Христианство, признавая мир творением Божиим, предназначенным к участию в Царстве Божием, — «царстве славы», — не отрицает, однако, существования реального зла в мире и человеке. Христианское мировоззрение стоит далеко от наивного и слепого оптимизма, считающего зло лишь кажущимся, субъективным, обожествляющего все без различия по существу. Христианское сознание совершенно ясно ощущает силу зла и греха н необходимость постоянной борьбы с ним, хотя зло в мире, по христианскому пониманию, есть следствие греха, а возможность греха вытекает из свободы самоопределения твари. Источник греха — в отрыве от Божества, в противопоставлении себя Богу, в постановке себя, при всей относительности и ограниченности своей жизни, на место Бога. Отрыв от Бога означает вместе с тем и отрыв от единства и «соборности твари», разрушение единства в мире, вражду и отъединение, противоречащее любви. Грех ощущается человеком именно как противоречие, разорванность, борьба.

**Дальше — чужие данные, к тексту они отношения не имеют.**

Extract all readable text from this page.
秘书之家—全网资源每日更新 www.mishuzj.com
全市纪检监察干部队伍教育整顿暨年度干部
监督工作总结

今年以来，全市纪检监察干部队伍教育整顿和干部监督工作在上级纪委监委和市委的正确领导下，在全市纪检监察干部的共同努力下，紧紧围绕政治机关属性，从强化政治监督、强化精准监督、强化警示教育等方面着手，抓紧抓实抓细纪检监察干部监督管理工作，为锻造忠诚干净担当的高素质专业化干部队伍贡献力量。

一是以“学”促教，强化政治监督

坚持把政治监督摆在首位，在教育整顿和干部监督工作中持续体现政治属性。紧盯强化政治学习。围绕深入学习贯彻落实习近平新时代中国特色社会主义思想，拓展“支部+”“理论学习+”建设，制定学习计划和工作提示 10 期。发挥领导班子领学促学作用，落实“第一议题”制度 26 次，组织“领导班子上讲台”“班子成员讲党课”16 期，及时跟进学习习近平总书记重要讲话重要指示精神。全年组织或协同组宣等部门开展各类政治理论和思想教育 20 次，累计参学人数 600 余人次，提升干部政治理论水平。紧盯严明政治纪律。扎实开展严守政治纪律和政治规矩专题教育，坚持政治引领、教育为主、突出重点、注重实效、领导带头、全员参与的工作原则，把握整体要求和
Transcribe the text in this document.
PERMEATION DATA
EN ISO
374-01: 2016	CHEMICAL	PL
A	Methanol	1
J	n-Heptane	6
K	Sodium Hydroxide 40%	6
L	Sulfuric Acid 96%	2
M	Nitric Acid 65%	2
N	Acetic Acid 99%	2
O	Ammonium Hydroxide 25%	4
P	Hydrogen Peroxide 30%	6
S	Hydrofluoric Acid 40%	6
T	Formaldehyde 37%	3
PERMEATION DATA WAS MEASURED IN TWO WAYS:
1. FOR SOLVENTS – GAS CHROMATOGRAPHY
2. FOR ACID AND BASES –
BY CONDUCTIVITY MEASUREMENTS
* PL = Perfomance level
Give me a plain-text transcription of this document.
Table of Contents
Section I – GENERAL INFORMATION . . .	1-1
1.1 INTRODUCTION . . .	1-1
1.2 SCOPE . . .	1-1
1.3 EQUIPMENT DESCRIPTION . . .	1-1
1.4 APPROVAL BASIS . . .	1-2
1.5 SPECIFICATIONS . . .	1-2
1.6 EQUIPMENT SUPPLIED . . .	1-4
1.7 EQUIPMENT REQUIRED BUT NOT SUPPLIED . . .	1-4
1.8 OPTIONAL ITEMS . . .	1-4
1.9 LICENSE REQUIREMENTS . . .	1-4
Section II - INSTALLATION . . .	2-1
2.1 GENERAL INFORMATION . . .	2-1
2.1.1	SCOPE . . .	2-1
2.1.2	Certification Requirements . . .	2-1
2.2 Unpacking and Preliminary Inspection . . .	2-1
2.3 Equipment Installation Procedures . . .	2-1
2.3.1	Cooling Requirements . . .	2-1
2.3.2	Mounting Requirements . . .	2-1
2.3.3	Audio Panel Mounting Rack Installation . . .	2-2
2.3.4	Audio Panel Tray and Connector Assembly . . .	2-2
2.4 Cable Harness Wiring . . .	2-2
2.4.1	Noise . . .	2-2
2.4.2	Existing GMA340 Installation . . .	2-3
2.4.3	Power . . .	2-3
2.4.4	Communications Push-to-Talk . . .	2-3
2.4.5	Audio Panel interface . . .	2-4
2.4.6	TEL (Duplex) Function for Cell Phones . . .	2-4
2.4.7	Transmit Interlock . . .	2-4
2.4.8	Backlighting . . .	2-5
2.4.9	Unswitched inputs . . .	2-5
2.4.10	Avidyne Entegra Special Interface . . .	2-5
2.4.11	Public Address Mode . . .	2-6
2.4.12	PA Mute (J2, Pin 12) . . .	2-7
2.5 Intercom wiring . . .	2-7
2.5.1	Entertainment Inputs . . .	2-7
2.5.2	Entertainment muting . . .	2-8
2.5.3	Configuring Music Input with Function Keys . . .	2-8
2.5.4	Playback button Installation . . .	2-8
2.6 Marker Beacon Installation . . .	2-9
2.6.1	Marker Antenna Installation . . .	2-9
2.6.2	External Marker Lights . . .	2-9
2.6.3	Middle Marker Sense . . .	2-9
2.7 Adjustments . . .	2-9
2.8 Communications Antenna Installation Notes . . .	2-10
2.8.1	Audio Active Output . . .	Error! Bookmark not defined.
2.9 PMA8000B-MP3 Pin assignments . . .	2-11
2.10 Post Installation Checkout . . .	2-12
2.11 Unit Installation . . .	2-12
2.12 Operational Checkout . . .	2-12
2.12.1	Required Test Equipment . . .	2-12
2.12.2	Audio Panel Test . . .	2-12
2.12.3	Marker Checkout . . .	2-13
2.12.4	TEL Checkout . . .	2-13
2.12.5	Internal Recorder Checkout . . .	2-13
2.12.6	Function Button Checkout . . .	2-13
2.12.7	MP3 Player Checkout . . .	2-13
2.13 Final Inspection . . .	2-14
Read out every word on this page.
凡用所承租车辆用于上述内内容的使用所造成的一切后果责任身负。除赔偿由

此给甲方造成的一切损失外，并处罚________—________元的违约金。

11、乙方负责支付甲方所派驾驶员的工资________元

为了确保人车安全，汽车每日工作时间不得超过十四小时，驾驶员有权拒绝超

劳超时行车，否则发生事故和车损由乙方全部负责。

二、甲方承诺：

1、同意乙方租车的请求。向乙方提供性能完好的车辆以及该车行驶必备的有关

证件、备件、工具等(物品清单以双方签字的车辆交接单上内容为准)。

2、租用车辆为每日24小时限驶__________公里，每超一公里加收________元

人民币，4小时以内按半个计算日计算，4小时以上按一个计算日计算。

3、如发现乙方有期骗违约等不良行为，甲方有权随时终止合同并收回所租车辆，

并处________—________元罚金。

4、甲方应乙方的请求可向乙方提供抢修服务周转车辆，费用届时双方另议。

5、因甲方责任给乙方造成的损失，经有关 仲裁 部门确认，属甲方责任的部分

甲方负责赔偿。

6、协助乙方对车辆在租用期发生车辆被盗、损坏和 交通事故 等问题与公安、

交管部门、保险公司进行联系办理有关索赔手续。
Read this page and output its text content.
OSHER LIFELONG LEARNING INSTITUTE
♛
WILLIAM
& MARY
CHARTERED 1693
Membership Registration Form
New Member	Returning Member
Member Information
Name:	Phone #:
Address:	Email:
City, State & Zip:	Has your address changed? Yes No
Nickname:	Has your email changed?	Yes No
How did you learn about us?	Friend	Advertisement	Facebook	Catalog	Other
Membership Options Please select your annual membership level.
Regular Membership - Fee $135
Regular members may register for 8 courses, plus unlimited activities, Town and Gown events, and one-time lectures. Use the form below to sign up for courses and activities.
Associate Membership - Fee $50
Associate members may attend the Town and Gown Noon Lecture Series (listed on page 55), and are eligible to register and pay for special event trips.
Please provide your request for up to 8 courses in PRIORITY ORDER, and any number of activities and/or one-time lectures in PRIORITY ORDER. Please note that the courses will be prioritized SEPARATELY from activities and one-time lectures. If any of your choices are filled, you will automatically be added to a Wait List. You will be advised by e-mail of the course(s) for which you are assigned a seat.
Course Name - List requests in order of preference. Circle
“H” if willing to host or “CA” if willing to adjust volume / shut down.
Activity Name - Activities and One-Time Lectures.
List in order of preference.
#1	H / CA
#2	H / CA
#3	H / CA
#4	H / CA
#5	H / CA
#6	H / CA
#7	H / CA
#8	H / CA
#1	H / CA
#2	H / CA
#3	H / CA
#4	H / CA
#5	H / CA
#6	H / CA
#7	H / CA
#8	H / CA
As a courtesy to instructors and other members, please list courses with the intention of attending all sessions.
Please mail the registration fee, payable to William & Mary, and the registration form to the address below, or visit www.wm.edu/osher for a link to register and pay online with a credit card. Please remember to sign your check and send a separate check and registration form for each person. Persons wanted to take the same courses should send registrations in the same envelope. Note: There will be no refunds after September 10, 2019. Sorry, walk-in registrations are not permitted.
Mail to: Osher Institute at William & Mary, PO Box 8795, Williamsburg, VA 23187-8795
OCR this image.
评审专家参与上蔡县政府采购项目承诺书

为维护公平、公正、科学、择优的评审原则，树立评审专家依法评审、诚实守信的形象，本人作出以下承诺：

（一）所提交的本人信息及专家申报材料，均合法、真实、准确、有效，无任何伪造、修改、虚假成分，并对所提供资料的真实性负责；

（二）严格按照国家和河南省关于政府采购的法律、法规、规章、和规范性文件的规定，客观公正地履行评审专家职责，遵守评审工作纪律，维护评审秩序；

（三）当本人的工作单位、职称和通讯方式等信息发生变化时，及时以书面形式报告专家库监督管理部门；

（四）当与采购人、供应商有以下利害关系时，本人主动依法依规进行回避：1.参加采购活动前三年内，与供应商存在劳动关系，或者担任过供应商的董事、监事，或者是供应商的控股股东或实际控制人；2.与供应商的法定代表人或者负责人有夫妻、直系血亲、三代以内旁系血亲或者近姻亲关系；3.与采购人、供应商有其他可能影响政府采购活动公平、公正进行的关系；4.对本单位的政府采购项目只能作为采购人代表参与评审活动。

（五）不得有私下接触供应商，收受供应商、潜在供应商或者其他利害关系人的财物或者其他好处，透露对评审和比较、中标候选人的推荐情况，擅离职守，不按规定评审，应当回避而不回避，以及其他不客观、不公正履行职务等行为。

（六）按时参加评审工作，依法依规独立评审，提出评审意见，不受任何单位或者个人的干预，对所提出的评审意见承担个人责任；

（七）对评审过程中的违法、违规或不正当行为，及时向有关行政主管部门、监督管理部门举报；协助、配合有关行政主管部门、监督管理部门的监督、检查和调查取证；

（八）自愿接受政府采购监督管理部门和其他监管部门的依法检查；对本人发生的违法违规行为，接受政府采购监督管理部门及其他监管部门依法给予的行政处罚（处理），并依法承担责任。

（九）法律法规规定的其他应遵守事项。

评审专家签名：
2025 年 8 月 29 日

Каждый человек, при известной степени внимания к себе, может увидеть в своей жизни и в своем сознании противоречащие начала. С одной стороны, в нем живет стремление к абсолютному, безусловному, от всего отрешенному. С другой стороны, он не может не ощущать всей ограниченности, условности и относительности своего состояния. И эта ограниченность, эта грань между абсолютным и относительным не устраняется никаким естественным развитием, никаким внешним прогрессом.
Наконец, наряду с ограниченностью своего существования человек не может не ощущать и активного зла, вызванного последствием греха, противоборствующего его стремлениям. Это состояние разлада с необыкновенной ясностью и силой изображено у ал. Павла.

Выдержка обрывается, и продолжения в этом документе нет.